After an hour a grumpy owner finally took their money to stay overnight, while holding a lump of liver at his panda eye, so duo retreated to their respective rooms.

While at it, Alan wanted to go around his spells and find what are the most effective to use in lethal and non-lethal combat. First that came to mind is actually Protego. Seeing effectiveness of Quen design Alan wanted to create something similar. He needed it to be a temporary enchantment that can block any damage.

So he changed the form of Protego spell and made it flexible, all the while starting to listen to Coens night exercise.

"That ancient fossil. He will create a scene if I put him into silent dome there. His medallion is annoying, can detect any spells and magic, even as tuned to nature as Isu one should be." - Alan sighed and entered deeper in meditation.

He changed properties of the spell and made analogy of Quen, that he named Isu-Quen. It was stronger and protected him longer. But there is a downside. Somehow the formula seems to be very good at negating magic damage, but flimsy like a paper in front of regular physical attacks.

'To fix it I need some real time for research. It is a fundamental flaw. Maybe it is better to learn Quen first and then integrate it? That's a blunder, I suddenly found that I don't have magic to protect myself from non-magical attacks, aside from some stone wall. Hm...'

Meanwhile the magnitude of battle on the other side of a wall ascended to another level, as the woman screamed on top of her lungs.

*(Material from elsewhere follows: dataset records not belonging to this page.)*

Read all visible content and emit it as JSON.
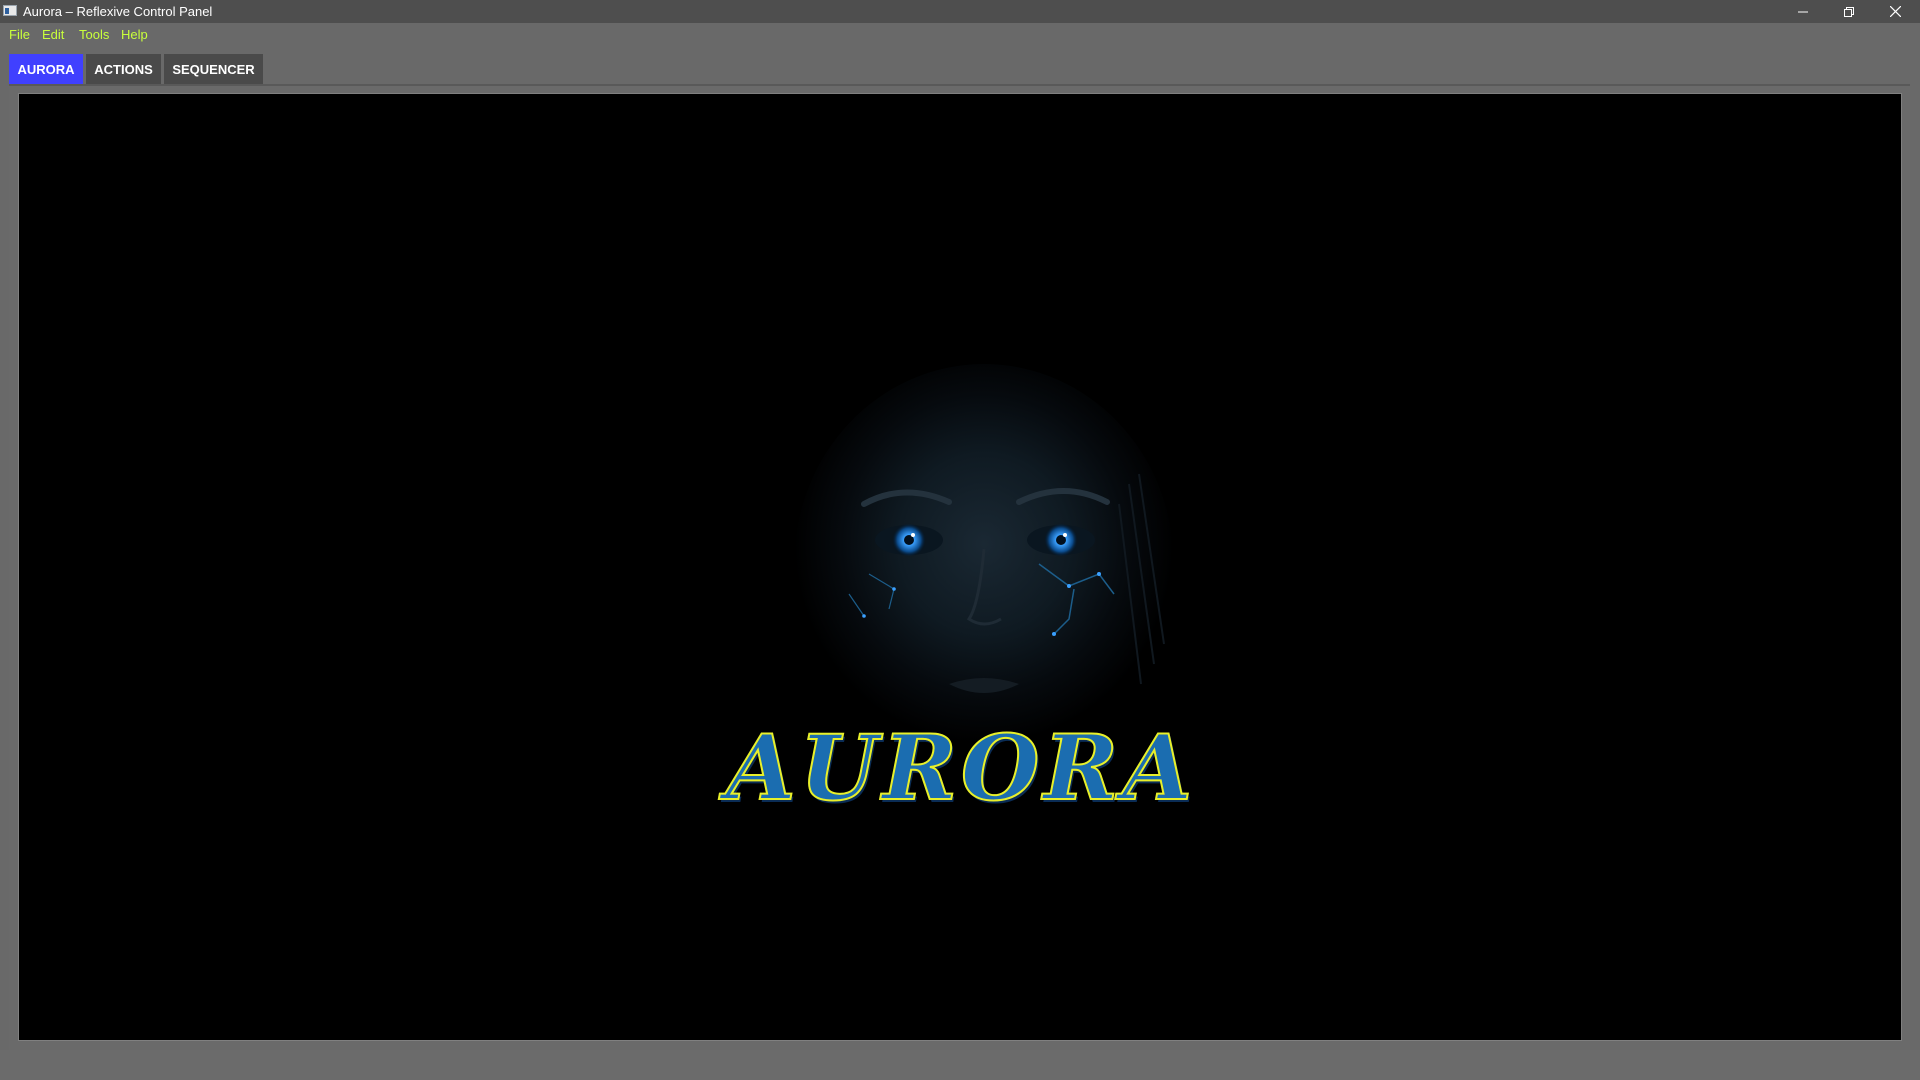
{
  "window": {
    "title": "Aurora – Reflexive Control Panel",
    "icon": "app-window-icon",
    "controls": [
      "minimize-icon",
      "restore-icon",
      "close-icon"
    ]
  },
  "menubar": {
    "items": [
      "File",
      "Edit",
      "Tools",
      "Help"
    ],
    "color": "#c8ff3c"
  },
  "tabs": [
    {
      "label": "AURORA",
      "active": true
    },
    {
      "label": "ACTIONS",
      "active": false
    },
    {
      "label": "SEQUENCER",
      "active": false
    }
  ],
  "colors": {
    "active_tab": "#4040ff",
    "inactive_tab": "#4a4a4a",
    "canvas": "#000000",
    "brand_fill": "#1b6db0",
    "brand_outline": "#e8f02a",
    "eye_glow": "#3aa0ff"
  },
  "splash": {
    "brand": "AURORA",
    "image": "cyborg-face"
  }
}
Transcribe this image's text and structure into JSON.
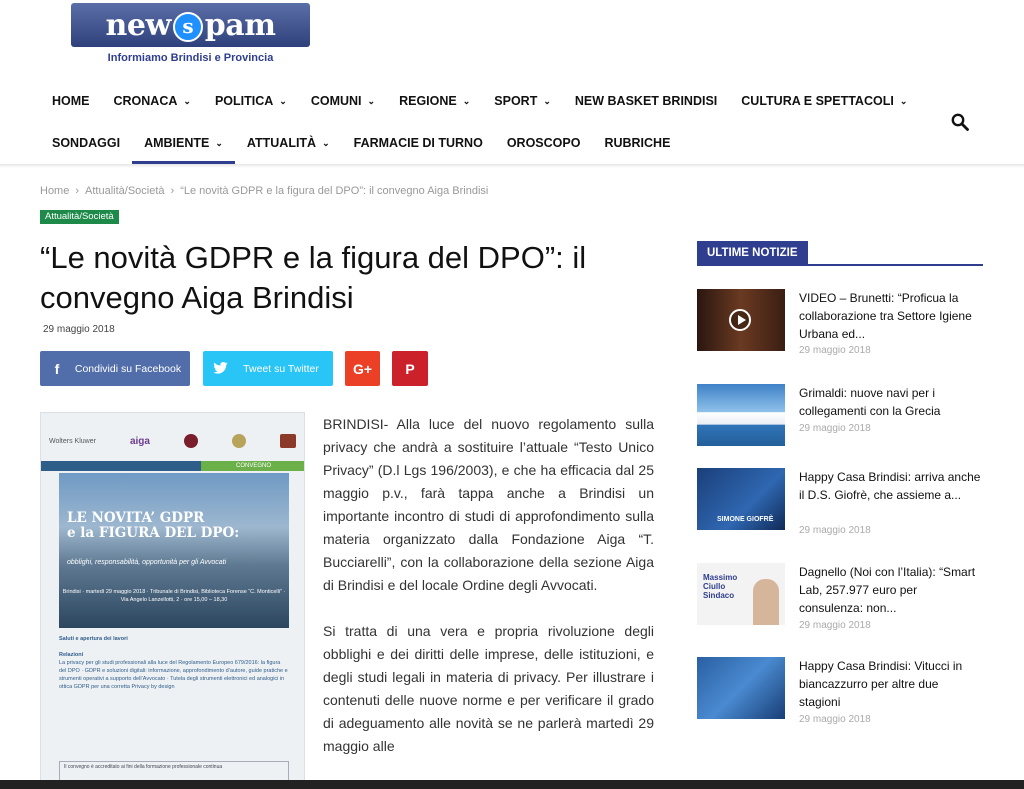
{
  "logo": {
    "text_left": "new",
    "badge": "s",
    "text_right": "pam",
    "subtitle": "Informiamo Brindisi e Provincia"
  },
  "nav": {
    "row1": [
      {
        "label": "HOME",
        "caret": false
      },
      {
        "label": "CRONACA",
        "caret": true
      },
      {
        "label": "POLITICA",
        "caret": true
      },
      {
        "label": "COMUNI",
        "caret": true
      },
      {
        "label": "REGIONE",
        "caret": true
      },
      {
        "label": "SPORT",
        "caret": true
      },
      {
        "label": "NEW BASKET BRINDISI",
        "caret": false
      },
      {
        "label": "CULTURA E SPETTACOLI",
        "caret": true
      }
    ],
    "row2": [
      {
        "label": "SONDAGGI",
        "caret": false
      },
      {
        "label": "AMBIENTE",
        "caret": true,
        "active": true
      },
      {
        "label": "ATTUALITÀ",
        "caret": true
      },
      {
        "label": "FARMACIE DI TURNO",
        "caret": false
      },
      {
        "label": "OROSCOPO",
        "caret": false
      },
      {
        "label": "RUBRICHE",
        "caret": false
      }
    ],
    "caret_glyph": "⌄"
  },
  "breadcrumb": {
    "home": "Home",
    "section": "Attualità/Società",
    "current": "“Le novità GDPR e la figura del DPO”: il convegno Aiga Brindisi",
    "sep": "›"
  },
  "article": {
    "category": "Attualità/Società",
    "title": "“Le novità GDPR e la figura del DPO”: il convegno Aiga Brindisi",
    "date": "29 maggio 2018",
    "share": {
      "facebook": "Condividi su Facebook",
      "twitter": "Tweet su Twitter",
      "gplus_icon": "G+",
      "pinterest_icon": "P"
    },
    "paragraphs": [
      "BRINDISI- Alla luce del nuovo regolamento sulla privacy che andrà a sostituire l’attuale “Testo Unico Privacy” (D.l Lgs 196/2003), e che ha efficacia dal 25 maggio p.v., farà tappa anche a Brindisi un importante incontro di studi di approfondimento sulla materia organizzato dalla Fondazione Aiga “T. Bucciarelli”, con la collaborazione della sezione Aiga di Brindisi e del locale Ordine degli Avvocati.",
      "Si tratta di una vera e propria rivoluzione degli obblighi e dei diritti delle imprese, delle istituzioni, e degli studi legali in materia di privacy. Per illustrare i contenuti delle nuove norme e per verificare il grado di adeguamento alle novità se ne parlerà martedì 29 maggio alle"
    ],
    "poster": {
      "logo1": "Wolters Kluwer",
      "logo2": "aiga",
      "band_label": "CONVEGNO",
      "headline1": "LE NOVITA’ GDPR",
      "headline2": "e la FIGURA DEL DPO:",
      "subline": "obblighi, responsabilità, opportunità per gli Avvocati",
      "venue": "Brindisi · martedì 29 maggio 2018 · Tribunale di Brindisi, Biblioteca Forense “C. Monticelli” · Via Angelo Lanzellotti, 2 · ore 15,00 – 18,30",
      "list_title1": "Saluti e apertura dei lavori",
      "list_title2": "Relazioni",
      "list_text": "La privacy per gli studi professionali alla luce del Regolamento Europeo 679/2016: la figura del DPO · GDPR e soluzioni digitali: informazione, approfondimento d’autore, guide pratiche e strumenti operativi a supporto dell’Avvocato · Tutela degli strumenti elettronici ed analogici in ottica GDPR per una corretta Privacy by design",
      "footer": "Il convegno è accreditato ai fini della formazione professionale continua"
    }
  },
  "sidebar": {
    "heading": "ULTIME NOTIZIE",
    "items": [
      {
        "title": "VIDEO – Brunetti: “Proficua la collaborazione tra Settore Igiene Urbana ed...",
        "date": "29 maggio 2018",
        "thumb": "video"
      },
      {
        "title": "Grimaldi: nuove navi per i collegamenti con la Grecia",
        "date": "29 maggio 2018",
        "thumb": "ship"
      },
      {
        "title": "Happy Casa Brindisi: arriva anche il D.S. Giofrè, che assieme a...",
        "date": "29 maggio 2018",
        "thumb": "basket",
        "thumb_label": "SIMONE GIOFRÈ"
      },
      {
        "title": "Dagnello (Noi con l’Italia): “Smart Lab, 257.977 euro per consulenza: non...",
        "date": "29 maggio 2018",
        "thumb": "poster",
        "thumb_label": "Massimo Ciullo Sindaco"
      },
      {
        "title": "Happy Casa Brindisi: Vitucci in biancazzurro per altre due stagioni",
        "date": "29 maggio 2018",
        "thumb": "basket2"
      }
    ]
  },
  "colors": {
    "brand": "#2f3e8e",
    "category": "#1e8a4a",
    "facebook": "#516eab",
    "twitter": "#29c5f6",
    "gplus": "#eb4026",
    "pinterest": "#ca212a"
  }
}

'Does she really like it so much?' - thought Alan with curiosity, but opted to not look into what is going on. He might remember that scene forever.

'Whatever. I will meditate even deeper, but that shit really annoys me. Need to get back at the ancient fossil for that somehow.'

With that calming thought Alan finally abstracts from surroundings and continued to work with Isu-Quen.